Search code examples
gremlinamazon-neptune

How can I get the same results from Amazon Neptune that I do from Cosmos DB?


Using Gremlin.Net 3.3.2 I am getting very different results from Neptune and Cosmos DB. Graph data is the same on both platforms. Cosmos DB gives me everything I need (vertex id, label and properties).

When query is made to Neptune using Gremlin.Net I only get the vertex Id and label. Is this a bug with Neptune and Gremlin.net? Bug with Neptune?

If execute the query in the gremlin console Neptune returns all the data so problem appears to be confined to Gremlin.Net.

query = g.V().has('name',within('wind'))

Amazon Neptune results
{
  "Id": "14b15642-842f-888a-a28e-3ed117a07d5b",
  "Label": "keyword"
}

Cosmos DB results
{
  "id": "wind",
  "label": "keyword",
  "type": "vertex",
  "properties": {
    "popularity": [
      {
        "id": "8f9967f1-cead-41d6-a432-de025d9dc14b",
        "value": "16"
      }
    ],
    "name": [
      {
        "id": "fb90af3f-828b-4cc0-b9f8-b571a30c6b14",
        "value": "wind"
      }
    ]
  }
}

Solution

  • Neptune is a bit more in line with the expected output that TinkerPop itself would provide, whereas CosmosDB returns an older approach. TinkerPop recommends the return of "references" to graph elements (i.e. id and label and not properties) and that appears to be what Neptune provides. I don't know if Neptune can be configured to behave differently.

    While it may not seem convenient, the reason TinkerPop recommends this approach is that users should only return the data that they request. For instance, you typically wouldn't do SELECT * FROM table for a SQL query - you would include the fields that you wanted returned in the SELECT clause. For the same reasons you do that in SQL, you would do that in Gremlin.

    Also, returning all properties on an element could be massively expensive. It's hard for TinkerPop to recommend returning anything other than a reference because of multi-properties. If a Vertex can hold millions of properties, the last thing we'd want to see happen is for the element to default serialize with all of those properties.

    Unfortunately, much of this thinking was not clear in the TinkerPop community when we started down the path of defining IO formats. OLAP was still a bit of an experiment, GLVs were not a thought, etc. and so the idea of "reference elements as a default" didn't come until in later releases. Hopefully we can make the IO more consistent for TinkerPop 4.x some day.

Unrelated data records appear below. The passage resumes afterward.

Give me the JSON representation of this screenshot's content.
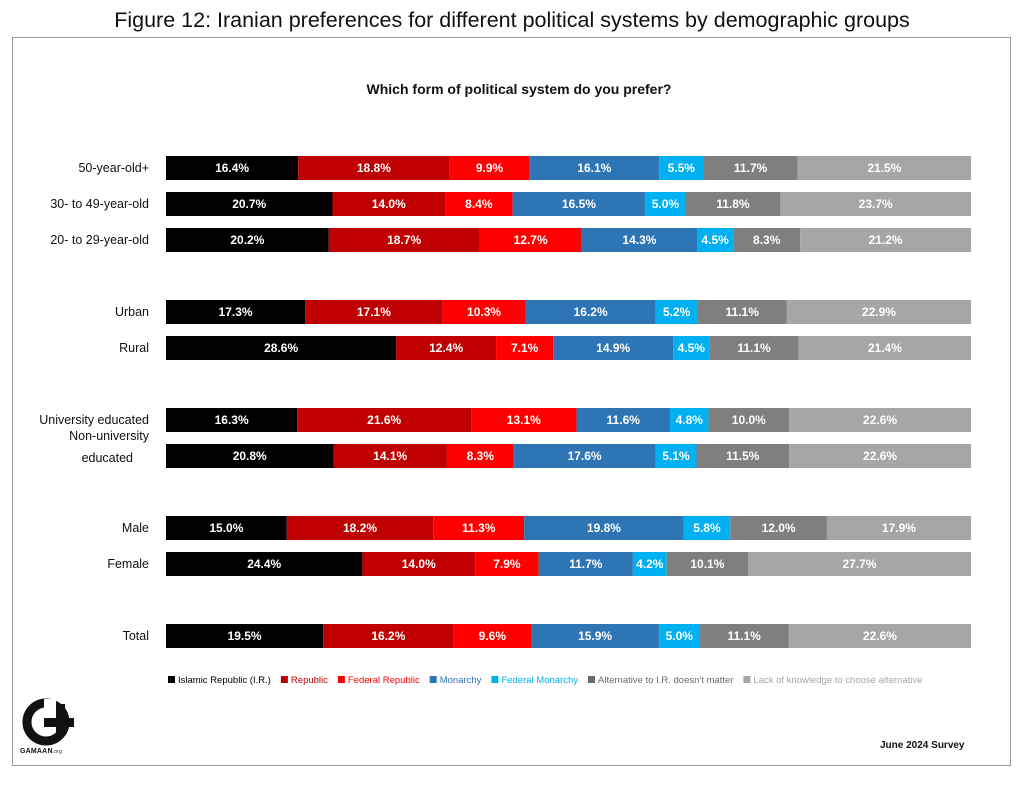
{
  "figure_title": "Figure 12: Iranian preferences for different political systems by demographic groups",
  "footer": {
    "logo_text": "GAMAAN",
    "logo_suffix": ".org",
    "survey": "June 2024 Survey"
  },
  "chart_data": {
    "type": "bar",
    "orientation": "horizontal",
    "stacked": true,
    "percent_stacked": true,
    "title": "Which form of political system do you prefer?",
    "legend_position": "bottom",
    "categories": [
      "50-year-old+",
      "30- to 49-year-old",
      "20- to 29-year-old",
      "Urban",
      "Rural",
      "University educated",
      "Non-university educated",
      "Male",
      "Female",
      "Total"
    ],
    "groups": [
      [
        0,
        1,
        2
      ],
      [
        3,
        4
      ],
      [
        5,
        6
      ],
      [
        7,
        8
      ],
      [
        9
      ]
    ],
    "series": [
      {
        "name": "Islamic Republic (I.R.)",
        "color": "#000000",
        "legend_color": "#000000",
        "values": [
          16.4,
          20.7,
          20.2,
          17.3,
          28.6,
          16.3,
          20.8,
          15.0,
          24.4,
          19.5
        ]
      },
      {
        "name": "Republic",
        "color": "#c00000",
        "legend_color": "#c00000",
        "values": [
          18.8,
          14.0,
          18.7,
          17.1,
          12.4,
          21.6,
          14.1,
          18.2,
          14.0,
          16.2
        ]
      },
      {
        "name": "Federal Republic",
        "color": "#ff0000",
        "legend_color": "#ff0000",
        "values": [
          9.9,
          8.4,
          12.7,
          10.3,
          7.1,
          13.1,
          8.3,
          11.3,
          7.9,
          9.6
        ]
      },
      {
        "name": "Monarchy",
        "color": "#2e75b6",
        "legend_color": "#2e75b6",
        "values": [
          16.1,
          16.5,
          14.3,
          16.2,
          14.9,
          11.6,
          17.6,
          19.8,
          11.7,
          15.9
        ]
      },
      {
        "name": "Federal Monarchy",
        "color": "#00b0f0",
        "legend_color": "#00b0f0",
        "values": [
          5.5,
          5.0,
          4.5,
          5.2,
          4.5,
          4.8,
          5.1,
          5.8,
          4.2,
          5.0
        ]
      },
      {
        "name": "Alternative to I.R. doesn't matter",
        "color": "#7f7f7f",
        "legend_color": "#6a6a6a",
        "values": [
          11.7,
          11.8,
          8.3,
          11.1,
          11.1,
          10.0,
          11.5,
          12.0,
          10.1,
          11.1
        ]
      },
      {
        "name": "Lack of knowledge to choose alternative",
        "color": "#a6a6a6",
        "legend_color": "#a6a6a6",
        "values": [
          21.5,
          23.7,
          21.2,
          22.9,
          21.4,
          22.6,
          22.6,
          17.9,
          27.7,
          22.6
        ]
      }
    ]
  }
}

    The way to get the same results would be to follow TinkerPop's recommendations and avoid returning graph elements. The best approach would probably be to use project() or valueMap() in some form:

    g.V().valueMap('popularity','name')
    g.V().
      project('popularity','name').
        by('popularity').
        by('name')
    

    Note while project() is a bit more verbose in the example it does provide a more compact output because it doesn't embed the value of each key in a List the way valueMap() does. The above will coerce results to Map so that they will be consistent across all platforms.